On June 21, 2020, the United States Supreme Court held that disgorgement of a wrongdoer's net profits in an SEC enforcement action qualifies as "equitable relief" authorized by the Securities and Exchange Act ("Act"), 15 U.S.C. § 78a, et seq. Liu v. Securities and Exchange Comm'n, No. 18-1501, 2020 WL 3405845, 591 U.S. --- (2020).

Under Section 78u of the Act, the SEC is authorized to, among other things, institute actions for violations of the Act and to obtain injunctive relief and monetary penalties. 15 U.S.C. § 78u(d)(1)-(3). In addition to these remedies, the Act provides that "[i]n any action or proceeding brought or instituted by the Commission under any provision of the securities laws, the Commission may seek, and any Federal court may grant, any equitable relief that may be appropriate or necessary for the benefit of investors." Id. In Kokesh v. Securities and Exchange Comm'n, 137 S.Ct. 1635 (2017), the Court held that disgorgement in the securities enforcement context is a penalty, subject to the applicable five year statute of limitations for enforcement of fines and penalties.

At issue in Liu was whether disgorgement also qualifies as "equitable relief" under the Act. In Liu, Charles Liu and his wife solicited $27 million from foreign investors under the EB-5 Immigrant Investor Program, which allows noncitizens to apply for permanent residence by investing in approved enterprises. The private offering memorandum disclosed that a small administrative fee would be used to fund expenses. In reality, only a fraction of the $27 million was invested in the enterprise at issue. Liu spent nearly $20 million on salaries and other expenses, and diverted a large amount of funds to personal accounts and those of a company he controlled.

The SEC brought a civil action against Liu and his wife. The district court found for the SEC, granting an injunction barring Liu and his wife from participating in the EB-5 program and imposing a large civil penalty. The court also ordered disgorgement of the full amount Liu raised from investors, without any allowance for costs and expenses, and ordered Liu and his wife jointly and severally liable for the award. The Ninth Circuit affirmed.

The Supreme Court vacated the judgment.
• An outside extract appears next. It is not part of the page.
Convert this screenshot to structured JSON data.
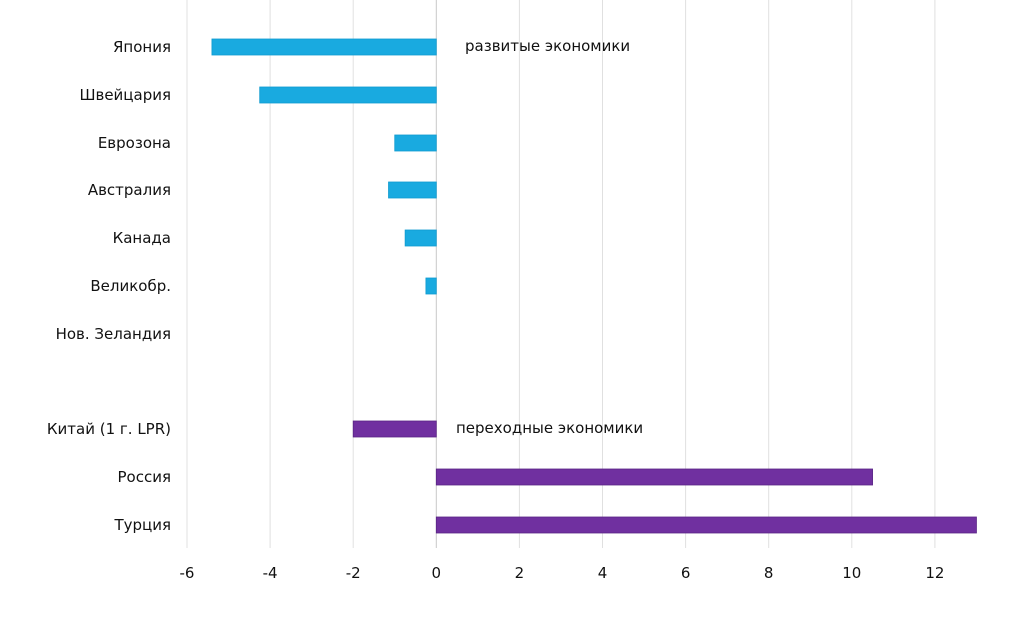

In doing so, however, the Court agreed with the SEC and the courts below on the primary issue of whether any form of disgorgement could be ordered as equitable relief under the Act. Analogizing disgorgement to the categories of relief typically available in equity to the extent that it deprives wrongdoers of their ill-gotten gains, the Court held that disgorgement qualifies as equitable relief authorized by Section 78u(d)(5).
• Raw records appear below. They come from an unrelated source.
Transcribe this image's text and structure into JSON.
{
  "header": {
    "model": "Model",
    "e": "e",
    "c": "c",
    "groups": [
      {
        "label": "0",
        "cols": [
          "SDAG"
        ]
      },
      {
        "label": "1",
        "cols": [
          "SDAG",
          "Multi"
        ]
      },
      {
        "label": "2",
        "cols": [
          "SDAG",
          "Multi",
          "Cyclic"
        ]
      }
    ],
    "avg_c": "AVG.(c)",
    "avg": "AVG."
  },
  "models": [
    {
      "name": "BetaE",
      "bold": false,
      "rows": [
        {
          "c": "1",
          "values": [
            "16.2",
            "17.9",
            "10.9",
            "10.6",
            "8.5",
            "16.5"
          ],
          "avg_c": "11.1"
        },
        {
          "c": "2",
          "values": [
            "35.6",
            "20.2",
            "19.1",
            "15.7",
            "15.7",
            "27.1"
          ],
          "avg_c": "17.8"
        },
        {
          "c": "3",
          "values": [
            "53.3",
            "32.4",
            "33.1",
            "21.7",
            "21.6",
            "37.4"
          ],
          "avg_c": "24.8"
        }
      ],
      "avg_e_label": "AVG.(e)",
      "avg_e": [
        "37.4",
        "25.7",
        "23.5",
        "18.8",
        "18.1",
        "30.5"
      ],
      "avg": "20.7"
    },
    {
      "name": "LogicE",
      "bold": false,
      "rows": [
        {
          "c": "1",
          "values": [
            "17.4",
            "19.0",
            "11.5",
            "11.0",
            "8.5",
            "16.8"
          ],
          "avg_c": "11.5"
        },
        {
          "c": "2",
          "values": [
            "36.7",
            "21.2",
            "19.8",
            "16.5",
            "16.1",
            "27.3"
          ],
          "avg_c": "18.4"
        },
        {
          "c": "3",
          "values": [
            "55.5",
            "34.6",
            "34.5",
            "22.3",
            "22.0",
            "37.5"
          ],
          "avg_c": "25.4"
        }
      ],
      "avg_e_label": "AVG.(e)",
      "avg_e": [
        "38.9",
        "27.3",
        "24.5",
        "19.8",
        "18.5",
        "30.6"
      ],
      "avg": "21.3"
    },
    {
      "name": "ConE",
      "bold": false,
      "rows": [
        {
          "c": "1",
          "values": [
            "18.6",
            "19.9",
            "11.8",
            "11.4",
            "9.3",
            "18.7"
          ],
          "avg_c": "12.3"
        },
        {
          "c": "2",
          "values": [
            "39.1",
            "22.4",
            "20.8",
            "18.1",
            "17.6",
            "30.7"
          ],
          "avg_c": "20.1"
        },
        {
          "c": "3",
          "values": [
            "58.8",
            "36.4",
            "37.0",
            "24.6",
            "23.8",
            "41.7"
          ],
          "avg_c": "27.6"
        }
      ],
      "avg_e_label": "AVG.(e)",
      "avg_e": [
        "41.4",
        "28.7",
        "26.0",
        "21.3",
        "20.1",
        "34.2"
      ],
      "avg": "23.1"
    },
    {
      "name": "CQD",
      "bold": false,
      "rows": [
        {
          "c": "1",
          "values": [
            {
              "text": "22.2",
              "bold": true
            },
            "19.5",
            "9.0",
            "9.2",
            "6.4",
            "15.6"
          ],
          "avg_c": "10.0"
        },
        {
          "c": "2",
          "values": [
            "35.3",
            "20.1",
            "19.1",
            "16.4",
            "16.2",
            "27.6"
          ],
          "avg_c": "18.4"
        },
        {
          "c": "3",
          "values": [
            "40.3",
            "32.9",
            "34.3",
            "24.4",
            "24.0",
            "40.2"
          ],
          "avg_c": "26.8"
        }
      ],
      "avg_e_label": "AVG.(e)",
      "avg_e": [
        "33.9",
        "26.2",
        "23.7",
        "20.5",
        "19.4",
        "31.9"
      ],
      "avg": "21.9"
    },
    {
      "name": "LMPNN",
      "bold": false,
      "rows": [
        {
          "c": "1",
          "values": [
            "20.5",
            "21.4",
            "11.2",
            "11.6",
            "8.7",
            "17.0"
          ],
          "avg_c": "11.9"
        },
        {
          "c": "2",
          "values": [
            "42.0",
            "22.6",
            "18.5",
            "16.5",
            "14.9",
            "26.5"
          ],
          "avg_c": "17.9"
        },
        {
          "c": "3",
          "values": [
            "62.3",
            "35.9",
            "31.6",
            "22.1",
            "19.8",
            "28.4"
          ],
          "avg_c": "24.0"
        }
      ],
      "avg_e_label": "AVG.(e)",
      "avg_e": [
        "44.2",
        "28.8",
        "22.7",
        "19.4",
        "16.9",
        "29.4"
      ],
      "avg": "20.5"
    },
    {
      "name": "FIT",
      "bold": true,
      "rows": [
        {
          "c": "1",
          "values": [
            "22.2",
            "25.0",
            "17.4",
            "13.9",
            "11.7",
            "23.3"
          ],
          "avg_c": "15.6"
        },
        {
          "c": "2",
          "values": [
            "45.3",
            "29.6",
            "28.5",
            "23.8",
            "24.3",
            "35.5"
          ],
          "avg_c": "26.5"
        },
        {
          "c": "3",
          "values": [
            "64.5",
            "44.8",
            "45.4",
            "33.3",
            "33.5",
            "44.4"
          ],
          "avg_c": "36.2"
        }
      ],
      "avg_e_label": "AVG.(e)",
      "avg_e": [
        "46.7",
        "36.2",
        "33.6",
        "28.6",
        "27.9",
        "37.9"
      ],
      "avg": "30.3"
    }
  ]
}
The Court also acknowledged other specific challenges to the disgorgement order at issue, all of which relate to the proper scope of a disgorgement award: (i) the award failed to return funds to investors; (ii) the award imposed joint and several liability on Liu and his wife; and (iii) the award failed to deduct business expenses. Although the Court declined to decide these questions on the basis that they were not fully briefed by the parties, the Court nevertheless offered guidance for the lower courts to consider on remand. The Court's guidance, however, and the dissent's response, leave a number of questions open as to the permissible scope of a disgorgement award under Section 78u(d)(5).

As for returning funds to investors, both the Court and dissent recognized that the statute restricts equitable relief to that "appropriate or necessary for the benefit of investors." The Court, however, declined to address whether that requires the SEC to distribute all funds collected to investors or allowed the SEC to retain funds (the dissent would require all funds returned). Instead, the Court left the determination of whether the award was nonetheless "for the benefit of investors" for the lower courts. On the question of joint and several liability, the Court and dissent both acknowledged that imposing such liability is inconsistent with the rule of individual liability for wrongful profits, which could transform an equitable remedy into a penalty. But the Court went on to report that because the common law recognizes joint liability for partners engaged in wrongdoing, the lower courts could determine whether equitable principles would permit imposition of joint liability in the case.

Finally, on the issue of deducting expenses, the Court and dissent agreed that, consistent with the Court's ruling on the primary issue, only the profits obtained by a wrongdoer could be disgorged from a wrongdoer as a matter of equity. The Court therefore recognized that "legitimate expenses" must be deducted from revenues before ordering disgorgement. The Court, however, opined that circumstances may exist such that some expenses might be fraudulent or otherwise illegitimate, and therefore may not be appropriate to deduct in an equitable profits-based remedy. The Court thus left the issue to be addressed by the lower courts.

Liu is significant, in that it specifically recognizes an additional basis for a monetary remedy recoverable by the SEC as equitable relief in enforcement actions, and one that may have been thought inconsistent with the Court's 2017 decision in Kokesh finding that disgorgement is a penalty. At the same time, Court declined to decide a number of questions necessary to determine the precise parameters of that remedy, which are critical to both the size and use of any award. Instead, these questions have been left for lower courts to address according to "equitable principles," and to do so in the context of the specific facts and circumstances of particular cases.